Results of the study were recently published in "Brain, Behavior, and Immunity." The results may help researchers better understand the affects of spaceflight on the human immune response. They may also provide new insights to ensure the health, safety and performance of International Space Station crewmembers and future spacefarers on extended missions.
"Astronauts live and work in a relatively crowded and stressful environment," said Duane Pierson, the study's principal investigator and NASA Senior Microbiologist at Johnson Space Center, Houston. "Stresses integral to spaceflight can adversely affect astronaut health by impairing the human immune response. Our study suggests these effects may increase as mission duration and mission activity demands increase," he added.
The white blood cell count provides a clue to the presence of illness. The five main types of white cells work together to protect the body by fighting infection and attacking foreign material. The most prevalent white blood cells are called neutrophils.
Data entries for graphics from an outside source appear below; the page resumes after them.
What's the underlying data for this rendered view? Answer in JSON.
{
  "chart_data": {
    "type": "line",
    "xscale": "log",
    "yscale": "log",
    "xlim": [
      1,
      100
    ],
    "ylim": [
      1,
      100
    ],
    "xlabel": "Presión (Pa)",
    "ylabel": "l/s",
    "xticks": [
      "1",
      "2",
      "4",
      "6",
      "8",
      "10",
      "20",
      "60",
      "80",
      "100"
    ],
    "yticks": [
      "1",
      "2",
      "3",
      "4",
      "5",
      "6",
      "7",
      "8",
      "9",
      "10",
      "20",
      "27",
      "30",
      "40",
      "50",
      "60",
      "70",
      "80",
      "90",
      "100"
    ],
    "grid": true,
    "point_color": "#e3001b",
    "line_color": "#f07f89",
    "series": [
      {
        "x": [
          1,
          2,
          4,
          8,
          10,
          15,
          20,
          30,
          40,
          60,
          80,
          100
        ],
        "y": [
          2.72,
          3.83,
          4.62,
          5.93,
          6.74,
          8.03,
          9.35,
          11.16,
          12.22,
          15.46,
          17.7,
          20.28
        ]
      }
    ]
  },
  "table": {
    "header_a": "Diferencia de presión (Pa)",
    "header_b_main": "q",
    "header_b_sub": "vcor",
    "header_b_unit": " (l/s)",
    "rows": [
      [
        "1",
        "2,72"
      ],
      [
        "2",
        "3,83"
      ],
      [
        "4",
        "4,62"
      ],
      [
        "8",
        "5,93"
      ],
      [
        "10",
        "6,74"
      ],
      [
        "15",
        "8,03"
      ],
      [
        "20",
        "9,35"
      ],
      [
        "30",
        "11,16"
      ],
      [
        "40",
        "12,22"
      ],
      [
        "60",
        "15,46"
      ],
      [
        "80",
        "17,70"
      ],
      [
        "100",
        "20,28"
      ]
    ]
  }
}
From 1999 to 2002, scientists from NASA, Enterprise Advisory Services, Inc., of Houston, and the Boston University School of Medicine compared neutrophil functions in 25 astronauts. They made comparisons after five-day Space Shuttle missions and after nine to 11 day missions.
Researchers found the number of neutrophils increased by 85 percent at landing compared to preflight levels. Healthy ground control subjects, who did not fly, exhibited no more than a two percent increase. Researchers also discovered functions performed by these cells, specifically ingestion and destruction of microorganisms, are affected by factors associated with spaceflight. The effect becomes more pronounced during longer missions.
The increase in astronaut neutrophil numbers resulted in a corresponding increase (more than 50 percent) in total white blood cell counts at landing. The increase is a consistent consequence of stress.
Pierson emphasized that "no astronauts in the study became ill; however, longer exploration missions may result in clinical manifestations of decreased immune response."
Researchers concluded the general effect of spaceflight, pre- and post flight-related stress decreases the ability of crewmembers' neutrophils to destroy microbial invaders. This finding suggests crewmembers returning from longer missions may be briefly more susceptible to infections than before launch, because these cells are not as efficient in ingesting and destroying infectious agents.
"Having a better understanding of the impact of stress on immunity will help us better understand the risks of infectious disease for Space Station crewmembers and future travelers on long-duration missions," Pierson said.